On Sat, 5 Sep 2009, Peter Stuge wrote:

Why can't you just keep track of it and close it when libssh2 is done with it?

Sorry, I think that's no good. It doesn't make sense to replicate state that is already neccessary for libssh2 to keep.

State? It's not much of a state, it's a socket the app opened so I don't see why it wouldn't expect to close it.

libssh2 design isn't perfect, but I think it's important not to tend to encourage leaking resources.

I cannot see how this encourages anything like that.

Is it really wrong for disconnect to close()? Why? If this was in fact a successful SSH connection, the socket can not be reused at this point anyway.

Yes it is wrong, and here's my primary motivations why:

1 - we can't change behavior now without breaking ABI and I will not break ABI
    easily, period. The only acceptable way to introduce it now is by adding
    something new to the API that makes libssh2 act like this.

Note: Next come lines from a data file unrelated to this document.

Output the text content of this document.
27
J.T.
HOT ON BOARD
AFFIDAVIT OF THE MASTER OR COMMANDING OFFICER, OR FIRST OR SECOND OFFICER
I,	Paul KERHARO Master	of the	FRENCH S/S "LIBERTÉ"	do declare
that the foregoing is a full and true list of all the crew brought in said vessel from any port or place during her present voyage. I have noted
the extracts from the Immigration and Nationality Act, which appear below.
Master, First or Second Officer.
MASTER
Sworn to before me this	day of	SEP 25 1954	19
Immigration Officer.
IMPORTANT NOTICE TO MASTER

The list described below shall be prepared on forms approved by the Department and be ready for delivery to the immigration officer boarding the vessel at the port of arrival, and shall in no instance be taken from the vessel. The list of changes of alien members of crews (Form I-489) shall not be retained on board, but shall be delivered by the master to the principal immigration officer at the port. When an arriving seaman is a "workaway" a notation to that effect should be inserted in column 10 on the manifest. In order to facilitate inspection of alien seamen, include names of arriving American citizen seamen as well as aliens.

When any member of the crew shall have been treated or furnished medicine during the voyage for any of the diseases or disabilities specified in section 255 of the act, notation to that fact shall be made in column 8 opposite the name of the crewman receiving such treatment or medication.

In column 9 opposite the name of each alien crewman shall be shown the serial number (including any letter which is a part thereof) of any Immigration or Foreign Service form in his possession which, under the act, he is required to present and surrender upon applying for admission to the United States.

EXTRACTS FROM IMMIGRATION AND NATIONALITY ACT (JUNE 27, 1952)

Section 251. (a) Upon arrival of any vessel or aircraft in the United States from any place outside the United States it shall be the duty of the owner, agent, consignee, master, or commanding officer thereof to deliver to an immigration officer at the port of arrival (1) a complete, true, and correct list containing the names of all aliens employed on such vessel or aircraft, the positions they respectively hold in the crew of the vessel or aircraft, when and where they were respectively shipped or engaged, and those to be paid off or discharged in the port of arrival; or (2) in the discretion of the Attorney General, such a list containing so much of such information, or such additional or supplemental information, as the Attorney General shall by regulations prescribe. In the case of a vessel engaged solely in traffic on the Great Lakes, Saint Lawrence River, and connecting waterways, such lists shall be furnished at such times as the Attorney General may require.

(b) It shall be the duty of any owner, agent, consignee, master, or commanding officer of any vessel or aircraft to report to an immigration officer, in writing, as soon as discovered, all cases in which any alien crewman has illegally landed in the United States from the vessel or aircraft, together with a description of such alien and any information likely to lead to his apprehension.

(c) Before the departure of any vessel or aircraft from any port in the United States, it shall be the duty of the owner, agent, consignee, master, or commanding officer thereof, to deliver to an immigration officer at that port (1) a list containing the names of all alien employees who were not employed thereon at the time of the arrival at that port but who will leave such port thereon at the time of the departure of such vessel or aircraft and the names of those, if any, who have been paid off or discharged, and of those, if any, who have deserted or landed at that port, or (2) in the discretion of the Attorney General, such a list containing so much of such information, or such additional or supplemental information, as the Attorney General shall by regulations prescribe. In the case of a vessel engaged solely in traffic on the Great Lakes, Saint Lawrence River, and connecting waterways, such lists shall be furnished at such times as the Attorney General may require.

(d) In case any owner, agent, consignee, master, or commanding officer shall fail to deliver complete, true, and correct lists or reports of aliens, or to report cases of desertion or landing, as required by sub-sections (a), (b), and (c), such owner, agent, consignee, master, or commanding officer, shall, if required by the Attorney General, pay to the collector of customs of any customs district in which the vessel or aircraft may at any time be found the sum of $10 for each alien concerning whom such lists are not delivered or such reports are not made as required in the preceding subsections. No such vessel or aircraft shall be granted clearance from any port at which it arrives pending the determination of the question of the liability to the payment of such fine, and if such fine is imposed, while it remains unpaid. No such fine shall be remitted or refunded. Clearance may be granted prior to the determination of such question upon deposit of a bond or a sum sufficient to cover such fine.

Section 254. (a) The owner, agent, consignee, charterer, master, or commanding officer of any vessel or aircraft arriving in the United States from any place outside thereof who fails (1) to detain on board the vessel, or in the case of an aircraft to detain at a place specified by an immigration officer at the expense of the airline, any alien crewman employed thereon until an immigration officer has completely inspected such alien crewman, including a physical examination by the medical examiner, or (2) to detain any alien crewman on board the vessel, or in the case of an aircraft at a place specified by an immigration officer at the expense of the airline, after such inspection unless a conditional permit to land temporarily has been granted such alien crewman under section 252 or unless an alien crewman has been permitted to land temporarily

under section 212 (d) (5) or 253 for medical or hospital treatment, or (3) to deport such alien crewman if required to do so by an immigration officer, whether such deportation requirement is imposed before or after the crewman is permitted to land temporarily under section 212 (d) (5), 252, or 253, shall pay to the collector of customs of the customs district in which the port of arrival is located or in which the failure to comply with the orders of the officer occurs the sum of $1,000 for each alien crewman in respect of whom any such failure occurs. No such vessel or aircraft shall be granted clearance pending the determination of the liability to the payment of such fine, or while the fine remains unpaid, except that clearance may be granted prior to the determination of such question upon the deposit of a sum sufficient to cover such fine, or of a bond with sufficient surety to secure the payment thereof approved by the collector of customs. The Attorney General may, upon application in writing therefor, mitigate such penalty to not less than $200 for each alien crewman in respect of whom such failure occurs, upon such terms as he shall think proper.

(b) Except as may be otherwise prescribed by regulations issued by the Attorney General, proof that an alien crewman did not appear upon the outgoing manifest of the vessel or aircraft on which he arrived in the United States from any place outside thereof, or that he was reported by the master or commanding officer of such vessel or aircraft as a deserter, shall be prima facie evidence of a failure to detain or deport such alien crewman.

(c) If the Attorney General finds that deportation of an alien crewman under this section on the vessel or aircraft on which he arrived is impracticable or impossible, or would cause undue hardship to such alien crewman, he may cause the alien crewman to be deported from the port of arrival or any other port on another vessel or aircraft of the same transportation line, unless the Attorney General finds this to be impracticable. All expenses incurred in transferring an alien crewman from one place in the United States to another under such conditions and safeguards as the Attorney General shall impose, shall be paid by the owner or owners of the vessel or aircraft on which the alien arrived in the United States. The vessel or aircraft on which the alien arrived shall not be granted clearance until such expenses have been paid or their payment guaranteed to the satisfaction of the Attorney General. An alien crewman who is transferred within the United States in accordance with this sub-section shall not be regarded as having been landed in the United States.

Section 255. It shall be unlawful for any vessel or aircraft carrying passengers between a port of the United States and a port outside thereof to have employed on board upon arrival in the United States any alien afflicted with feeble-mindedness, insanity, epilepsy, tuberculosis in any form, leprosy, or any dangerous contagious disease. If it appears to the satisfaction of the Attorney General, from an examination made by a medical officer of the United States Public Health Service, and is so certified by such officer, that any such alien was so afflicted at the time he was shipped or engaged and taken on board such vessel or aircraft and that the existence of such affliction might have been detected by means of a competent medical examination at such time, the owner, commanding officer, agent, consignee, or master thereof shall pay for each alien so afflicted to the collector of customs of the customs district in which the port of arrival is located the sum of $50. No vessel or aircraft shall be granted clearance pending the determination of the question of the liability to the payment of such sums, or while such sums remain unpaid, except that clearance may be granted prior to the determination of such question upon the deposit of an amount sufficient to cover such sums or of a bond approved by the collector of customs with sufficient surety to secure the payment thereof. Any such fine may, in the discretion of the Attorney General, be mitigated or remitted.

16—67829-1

2 - I argue that when the app open the socket, the app should expect to also
    close it (at the least as default behavior). Another behvior would be
    unexpected and a layering problem.

3 - this kind of API (you pass a socket to the library) is also provided by
    other libraries and such other libraries usually don't close the socket
    either (OpenSSL, GnuTLS, NSS, ...)

4 - I don't see why a socket (in theory) couldn't be re-used for whatever
    purpose after a SSH session is successfully finished. It's not libssh2's
    job to make that decision.

Can libssh2 automatically detect when the socket could be reused, if ever?

How could it? It's been told to shut down a SSH session and so it does. How can it make any broader decisions or assumptions on what that socket/connection can or cannot be used for after the SSH session is terminated?